Random Thoughts on the Window

By Qian Zhongshu

It is spring again and the window can be left open as often as one would like. As spring comes in through the windows, so people -- unable to bear staying inside any longer -- go outdoors.

The spring outside, however, is much too cheap, for the sun shines on everything, and so does not seem as bright as that which shoots into the darkness of the house. Outside the sun-sloshed breeze blows everywhere, but it is not so lively as that which stirs the gloominess inside the house.

Even the chirping of the birds sounds so thin and broken that the quietness of the house is needed to set it off. It seems that spring was always meant to be put behind a windowpane for show, just like a picture in a frame.

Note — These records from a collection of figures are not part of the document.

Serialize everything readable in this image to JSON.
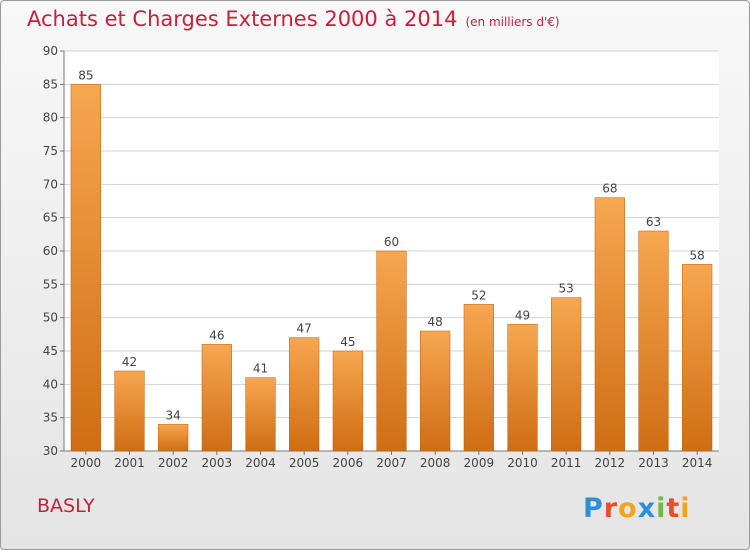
{
  "title": "Achats et Charges Externes 2000 à 2014",
  "subtitle": "(en milliers d'€)",
  "commune": "BASLY",
  "logo_text": "Proxiti",
  "colors": {
    "title": "#c8203c",
    "bar_top": "#f6a750",
    "bar_bottom": "#cf6d14",
    "grid": "#d2d2d2",
    "axis": "#777777"
  },
  "chart_data": {
    "type": "bar",
    "title": "Achats et Charges Externes 2000 à 2014",
    "subtitle": "(en milliers d'€)",
    "categories": [
      "2000",
      "2001",
      "2002",
      "2003",
      "2004",
      "2005",
      "2006",
      "2007",
      "2008",
      "2009",
      "2010",
      "2011",
      "2012",
      "2013",
      "2014"
    ],
    "values": [
      85,
      42,
      34,
      46,
      41,
      47,
      45,
      60,
      48,
      52,
      49,
      53,
      68,
      63,
      58
    ],
    "ylim": [
      30,
      90
    ],
    "yticks": [
      30,
      35,
      40,
      45,
      50,
      55,
      60,
      65,
      70,
      75,
      80,
      85,
      90
    ],
    "grid": true,
    "data_labels": true
  }
}
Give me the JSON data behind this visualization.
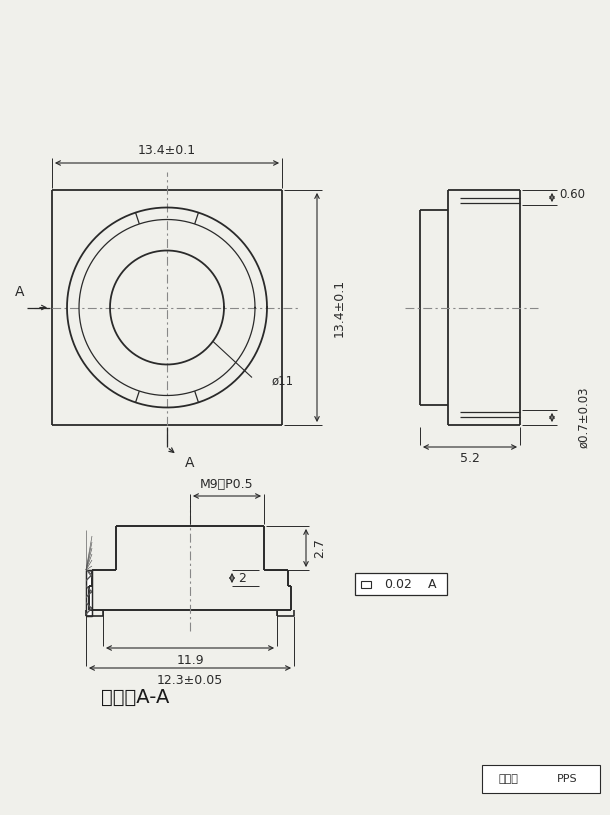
{
  "bg_color": "#f0f0eb",
  "line_color": "#2a2a2a",
  "dim_color": "#2a2a2a",
  "centerline_color": "#888888",
  "title": "截面：A-A",
  "material_label": "材料：",
  "material_value": "PPS",
  "dims": {
    "top_width": "13.4±0.1",
    "right_height": "13.4±0.1",
    "side_width": "0.60",
    "side_height": "ø0.7±0.03",
    "side_bottom_width": "5.2",
    "inner_dia": "ø11",
    "section_m9": "M9＊P0.5",
    "section_dim1": "11.9",
    "section_dim2": "12.3±0.05",
    "section_dim3": "2.7",
    "section_dim4": "2",
    "flatness": "0.02",
    "flatness_ref": "A"
  }
}
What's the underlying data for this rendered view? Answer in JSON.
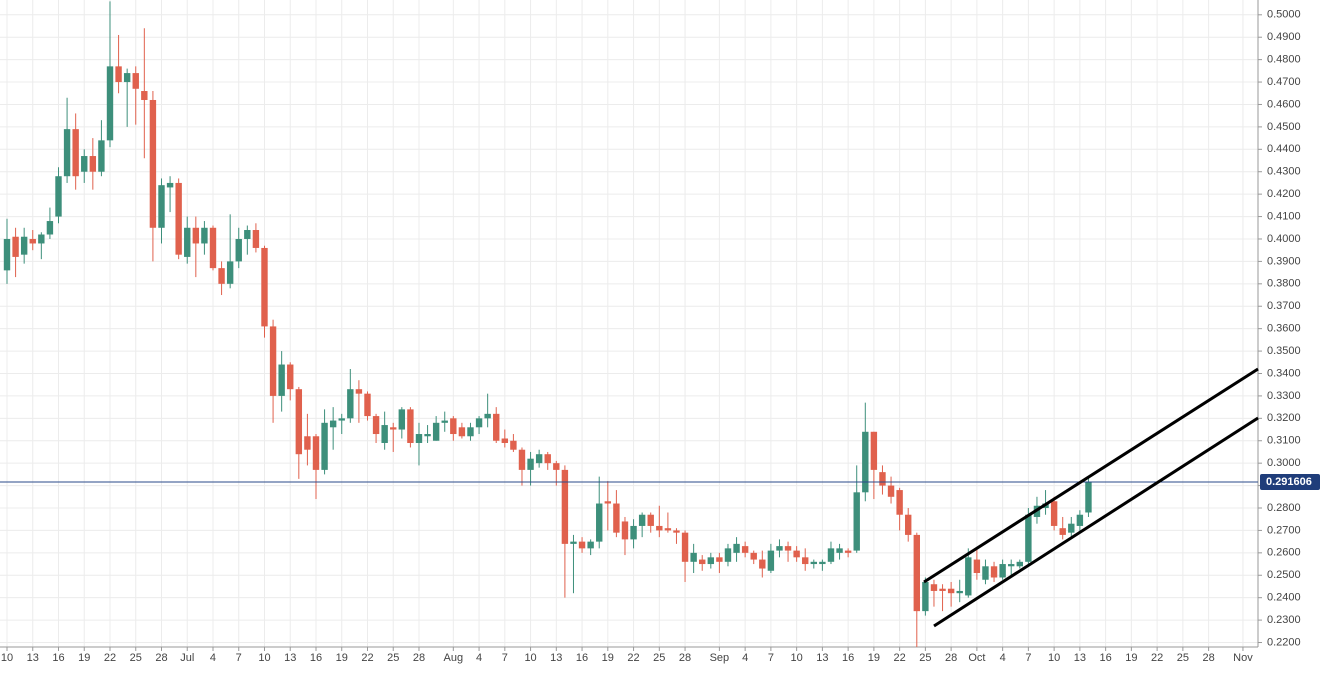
{
  "chart_data": {
    "type": "candlestick",
    "categories": [
      "10",
      null,
      null,
      "13",
      null,
      null,
      "16",
      null,
      null,
      "19",
      null,
      null,
      "22",
      null,
      null,
      "25",
      null,
      null,
      "28",
      null,
      null,
      "Jul",
      null,
      null,
      "4",
      null,
      null,
      "7",
      null,
      null,
      "10",
      null,
      null,
      "13",
      null,
      null,
      "16",
      null,
      null,
      "19",
      null,
      null,
      "22",
      null,
      null,
      "25",
      null,
      null,
      "28",
      null,
      null,
      null,
      "Aug",
      null,
      null,
      "4",
      null,
      null,
      "7",
      null,
      null,
      "10",
      null,
      null,
      "13",
      null,
      null,
      "16",
      null,
      null,
      "19",
      null,
      null,
      "22",
      null,
      null,
      "25",
      null,
      null,
      "28",
      null,
      null,
      null,
      "Sep",
      null,
      null,
      "4",
      null,
      null,
      "7",
      null,
      null,
      "10",
      null,
      null,
      "13",
      null,
      null,
      "16",
      null,
      null,
      "19",
      null,
      null,
      "22",
      null,
      null,
      "25",
      null,
      null,
      "28",
      null,
      null,
      "Oct",
      null,
      null,
      "4",
      null,
      null,
      "7",
      null,
      null,
      "10",
      null,
      null,
      "13",
      null,
      null,
      "16",
      null,
      null,
      "19",
      null,
      null,
      "22",
      null,
      null,
      "25",
      null,
      null,
      "28",
      null,
      null,
      null,
      "Nov",
      null,
      null
    ],
    "open": [
      0.386,
      0.401,
      0.393,
      0.4,
      0.398,
      0.402,
      0.41,
      0.428,
      0.449,
      0.43,
      0.437,
      0.43,
      0.444,
      0.477,
      0.47,
      0.474,
      0.466,
      0.462,
      0.405,
      0.423,
      0.425,
      0.392,
      0.405,
      0.398,
      0.405,
      0.387,
      0.38,
      0.39,
      0.4,
      0.404,
      0.396,
      0.361,
      0.33,
      0.344,
      0.333,
      0.312,
      0.312,
      0.297,
      0.316,
      0.319,
      0.32,
      0.333,
      0.331,
      0.321,
      0.309,
      0.316,
      0.315,
      0.324,
      0.309,
      0.312,
      0.31,
      0.318,
      0.32,
      0.316,
      0.312,
      0.316,
      0.32,
      0.322,
      0.311,
      0.31,
      0.306,
      0.297,
      0.3,
      0.304,
      0.3,
      0.297,
      0.264,
      0.265,
      0.262,
      0.265,
      0.283,
      0.282,
      0.274,
      0.266,
      0.272,
      0.277,
      0.272,
      0.271,
      0.27,
      0.269,
      0.256,
      0.257,
      0.255,
      0.258,
      0.256,
      0.26,
      0.263,
      0.26,
      0.257,
      0.252,
      0.261,
      0.263,
      0.261,
      0.258,
      0.255,
      0.255,
      0.256,
      0.26,
      0.261,
      0.261,
      0.287,
      0.314,
      0.296,
      0.29,
      0.288,
      0.277,
      0.268,
      0.234,
      0.246,
      0.244,
      0.244,
      0.242,
      0.241,
      0.257,
      0.248,
      0.254,
      0.249,
      0.254,
      0.254,
      0.256,
      0.276,
      0.28,
      0.283,
      0.271,
      0.269,
      0.272,
      0.278,
      null,
      null,
      null,
      null,
      null,
      null,
      null,
      null,
      null,
      null,
      null,
      null,
      null,
      null,
      null,
      null,
      null,
      null,
      null,
      null
    ],
    "high": [
      0.409,
      0.405,
      0.405,
      0.404,
      0.403,
      0.414,
      0.432,
      0.463,
      0.456,
      0.44,
      0.445,
      0.453,
      0.506,
      0.491,
      0.476,
      0.477,
      0.494,
      0.466,
      0.427,
      0.428,
      0.427,
      0.41,
      0.41,
      0.408,
      0.406,
      0.39,
      0.411,
      0.405,
      0.406,
      0.407,
      0.397,
      0.364,
      0.35,
      0.345,
      0.334,
      0.322,
      0.313,
      0.324,
      0.325,
      0.322,
      0.342,
      0.337,
      0.332,
      0.322,
      0.323,
      0.318,
      0.325,
      0.325,
      0.318,
      0.317,
      0.321,
      0.323,
      0.321,
      0.318,
      0.318,
      0.321,
      0.331,
      0.325,
      0.315,
      0.313,
      0.307,
      0.305,
      0.306,
      0.305,
      0.301,
      0.299,
      0.268,
      0.267,
      0.266,
      0.294,
      0.292,
      0.288,
      0.276,
      0.275,
      0.278,
      0.278,
      0.281,
      0.278,
      0.271,
      0.27,
      0.264,
      0.259,
      0.26,
      0.26,
      0.264,
      0.267,
      0.265,
      0.261,
      0.261,
      0.264,
      0.266,
      0.265,
      0.263,
      0.262,
      0.257,
      0.257,
      0.265,
      0.264,
      0.262,
      0.299,
      0.327,
      0.314,
      0.299,
      0.294,
      0.289,
      0.28,
      0.269,
      0.249,
      0.248,
      0.246,
      0.247,
      0.248,
      0.262,
      0.262,
      0.257,
      0.256,
      0.257,
      0.257,
      0.257,
      0.28,
      0.285,
      0.288,
      0.285,
      0.276,
      0.276,
      0.279,
      0.294,
      null,
      null,
      null,
      null,
      null,
      null,
      null,
      null,
      null,
      null,
      null,
      null,
      null,
      null,
      null,
      null,
      null,
      null,
      null,
      null
    ],
    "low": [
      0.38,
      0.383,
      0.389,
      0.395,
      0.391,
      0.4,
      0.407,
      0.425,
      0.422,
      0.425,
      0.422,
      0.428,
      0.441,
      0.465,
      0.45,
      0.451,
      0.436,
      0.39,
      0.398,
      0.412,
      0.391,
      0.389,
      0.383,
      0.393,
      0.386,
      0.375,
      0.378,
      0.387,
      0.393,
      0.394,
      0.356,
      0.318,
      0.323,
      0.328,
      0.293,
      0.299,
      0.284,
      0.295,
      0.306,
      0.313,
      0.318,
      0.318,
      0.319,
      0.309,
      0.306,
      0.305,
      0.311,
      0.307,
      0.299,
      0.309,
      0.31,
      0.314,
      0.31,
      0.311,
      0.31,
      0.313,
      0.316,
      0.309,
      0.307,
      0.305,
      0.29,
      0.29,
      0.298,
      0.297,
      0.29,
      0.24,
      0.242,
      0.26,
      0.259,
      0.262,
      0.27,
      0.267,
      0.259,
      0.262,
      0.267,
      0.269,
      0.267,
      0.269,
      0.264,
      0.247,
      0.251,
      0.252,
      0.253,
      0.251,
      0.254,
      0.256,
      0.258,
      0.255,
      0.249,
      0.251,
      0.258,
      0.256,
      0.256,
      0.252,
      0.253,
      0.252,
      0.255,
      0.257,
      0.258,
      0.26,
      0.283,
      0.284,
      0.286,
      0.282,
      0.27,
      0.265,
      0.218,
      0.232,
      0.236,
      0.234,
      0.236,
      0.238,
      0.24,
      0.248,
      0.246,
      0.247,
      0.248,
      0.249,
      0.253,
      0.255,
      0.273,
      0.277,
      0.27,
      0.266,
      0.267,
      0.269,
      0.276,
      null,
      null,
      null,
      null,
      null,
      null,
      null,
      null,
      null,
      null,
      null,
      null,
      null,
      null,
      null,
      null,
      null,
      null,
      null,
      null
    ],
    "close": [
      0.4,
      0.392,
      0.401,
      0.398,
      0.402,
      0.408,
      0.428,
      0.449,
      0.428,
      0.437,
      0.43,
      0.444,
      0.477,
      0.47,
      0.474,
      0.467,
      0.462,
      0.405,
      0.424,
      0.425,
      0.393,
      0.405,
      0.398,
      0.405,
      0.387,
      0.38,
      0.39,
      0.4,
      0.404,
      0.396,
      0.361,
      0.33,
      0.344,
      0.333,
      0.304,
      0.306,
      0.297,
      0.318,
      0.319,
      0.32,
      0.333,
      0.331,
      0.321,
      0.313,
      0.317,
      0.315,
      0.324,
      0.309,
      0.313,
      0.313,
      0.318,
      0.319,
      0.313,
      0.312,
      0.316,
      0.32,
      0.322,
      0.31,
      0.309,
      0.306,
      0.297,
      0.302,
      0.304,
      0.3,
      0.297,
      0.264,
      0.265,
      0.262,
      0.265,
      0.282,
      0.282,
      0.269,
      0.266,
      0.272,
      0.277,
      0.272,
      0.27,
      0.27,
      0.269,
      0.256,
      0.26,
      0.255,
      0.258,
      0.256,
      0.262,
      0.264,
      0.26,
      0.257,
      0.253,
      0.261,
      0.263,
      0.261,
      0.258,
      0.255,
      0.256,
      0.256,
      0.262,
      0.262,
      0.26,
      0.287,
      0.314,
      0.297,
      0.29,
      0.285,
      0.277,
      0.268,
      0.234,
      0.247,
      0.243,
      0.243,
      0.242,
      0.243,
      0.258,
      0.251,
      0.254,
      0.249,
      0.255,
      0.255,
      0.256,
      0.277,
      0.281,
      0.282,
      0.272,
      0.268,
      0.273,
      0.277,
      0.2916,
      null,
      null,
      null,
      null,
      null,
      null,
      null,
      null,
      null,
      null,
      null,
      null,
      null,
      null,
      null,
      null,
      null,
      null,
      null,
      null
    ],
    "up_color": "#3d8f7b",
    "down_color": "#e0614d",
    "last_price": 0.291606,
    "ylim": [
      0.218,
      0.5066
    ],
    "yticks": [
      {
        "value": 0.22,
        "label": "0.2200"
      },
      {
        "value": 0.23,
        "label": "0.2300"
      },
      {
        "value": 0.24,
        "label": "0.2400"
      },
      {
        "value": 0.25,
        "label": "0.2500"
      },
      {
        "value": 0.26,
        "label": "0.2600"
      },
      {
        "value": 0.27,
        "label": "0.2700"
      },
      {
        "value": 0.28,
        "label": "0.2800"
      },
      {
        "value": 0.29,
        "label": "0.2900"
      },
      {
        "value": 0.3,
        "label": "0.3000"
      },
      {
        "value": 0.31,
        "label": "0.3100"
      },
      {
        "value": 0.32,
        "label": "0.3200"
      },
      {
        "value": 0.33,
        "label": "0.3300"
      },
      {
        "value": 0.34,
        "label": "0.3400"
      },
      {
        "value": 0.35,
        "label": "0.3500"
      },
      {
        "value": 0.36,
        "label": "0.3600"
      },
      {
        "value": 0.37,
        "label": "0.3700"
      },
      {
        "value": 0.38,
        "label": "0.3800"
      },
      {
        "value": 0.39,
        "label": "0.3900"
      },
      {
        "value": 0.4,
        "label": "0.4000"
      },
      {
        "value": 0.41,
        "label": "0.4100"
      },
      {
        "value": 0.42,
        "label": "0.4200"
      },
      {
        "value": 0.43,
        "label": "0.4300"
      },
      {
        "value": 0.44,
        "label": "0.4400"
      },
      {
        "value": 0.45,
        "label": "0.4500"
      },
      {
        "value": 0.46,
        "label": "0.4600"
      },
      {
        "value": 0.47,
        "label": "0.4700"
      },
      {
        "value": 0.48,
        "label": "0.4800"
      },
      {
        "value": 0.49,
        "label": "0.4900"
      },
      {
        "value": 0.5,
        "label": "0.5000"
      }
    ],
    "grid": true
  }
}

At the same time it also becomes clear that the door has a different significance from the window. Of course, doors were made for people to pass through; but a window can also sometimes serve as an entrance or as an exit, and is used as such by thieves and by lovers in novels.

In fact the fundamental difference between a door and a window has nothing to do with them being either entrances or exits. When it comes to the admiration of spring, it could be put this way: a door makes it possible for one to go out, whereas a window makes it possible for one not to have to.

A window helps to pull down the partition between man and nature. It leads breezes and sunlight in, and keeps part of the spring in the house. It allows one to sit and enjoy the spring in peace, and makes it unnecessary to go looking for it outside.